Published online by Cambridge University Press: 05 June 2012
Overview
It is something of a commonplace in postcolonial criticism to divide the world into metropolitan centres and colonial or postcolonial peripheries. The centre–periphery metaphor provides a useful image for describing what is essentially a power relationship, one of domination and control, rather than a seriously spatial one. Yet space and geography are not totally irrelevant to the way it functions. The metaphor also includes perhaps the notion of the centre as a privileged vantage point. Itself always visible to the outside world, always the focus of attention, it struggles, at times, to focus its vision over long distances and those situated at too great a distance from the centre may well fall from view. Hence the islands of the Indian Ocean (the Arabian Sea as the Indians themselves call it) often refer to themselves as the periphery of the periphery. Geographically distant and scattered, the francophone presence in the Indian Ocean also emerges from a chequered history that evolved in a remarkably fragmented and ad hoc fashion.
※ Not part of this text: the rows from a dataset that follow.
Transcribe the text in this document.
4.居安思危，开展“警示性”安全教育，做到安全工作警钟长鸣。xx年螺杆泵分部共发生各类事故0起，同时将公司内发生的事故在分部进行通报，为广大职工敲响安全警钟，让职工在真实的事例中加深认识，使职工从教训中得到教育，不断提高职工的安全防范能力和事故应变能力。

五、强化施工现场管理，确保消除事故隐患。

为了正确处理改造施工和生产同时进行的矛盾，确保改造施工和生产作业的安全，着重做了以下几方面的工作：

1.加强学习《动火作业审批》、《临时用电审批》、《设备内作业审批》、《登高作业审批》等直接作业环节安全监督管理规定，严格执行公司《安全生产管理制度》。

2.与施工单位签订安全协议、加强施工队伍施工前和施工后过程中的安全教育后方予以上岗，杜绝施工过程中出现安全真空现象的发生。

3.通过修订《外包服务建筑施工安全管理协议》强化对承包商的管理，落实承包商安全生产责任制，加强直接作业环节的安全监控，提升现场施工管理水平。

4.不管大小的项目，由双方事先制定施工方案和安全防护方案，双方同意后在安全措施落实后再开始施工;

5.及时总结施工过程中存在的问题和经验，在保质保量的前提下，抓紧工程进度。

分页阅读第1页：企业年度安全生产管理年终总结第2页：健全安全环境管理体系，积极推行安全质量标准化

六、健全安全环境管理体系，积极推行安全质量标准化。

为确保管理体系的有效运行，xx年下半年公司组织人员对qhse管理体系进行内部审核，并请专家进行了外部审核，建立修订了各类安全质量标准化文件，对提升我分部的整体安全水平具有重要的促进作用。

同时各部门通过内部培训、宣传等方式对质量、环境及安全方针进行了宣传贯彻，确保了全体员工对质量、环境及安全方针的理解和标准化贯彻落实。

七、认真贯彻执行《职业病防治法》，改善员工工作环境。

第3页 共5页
When dealing with the francophone presence on the large continental land masses of Canada, sub-Saharan Africa or even the Maghreb, there is little alternative but to resort to generalisations that blunt the edges of the cultural and linguistic differences that distinguish Acadia, for example, from Quebec, Congo from Senegal, or the Moroccan Berber from the Tunisian Jew. When dealing with the francophone presence in the Indian Ocean, the opposite is the case.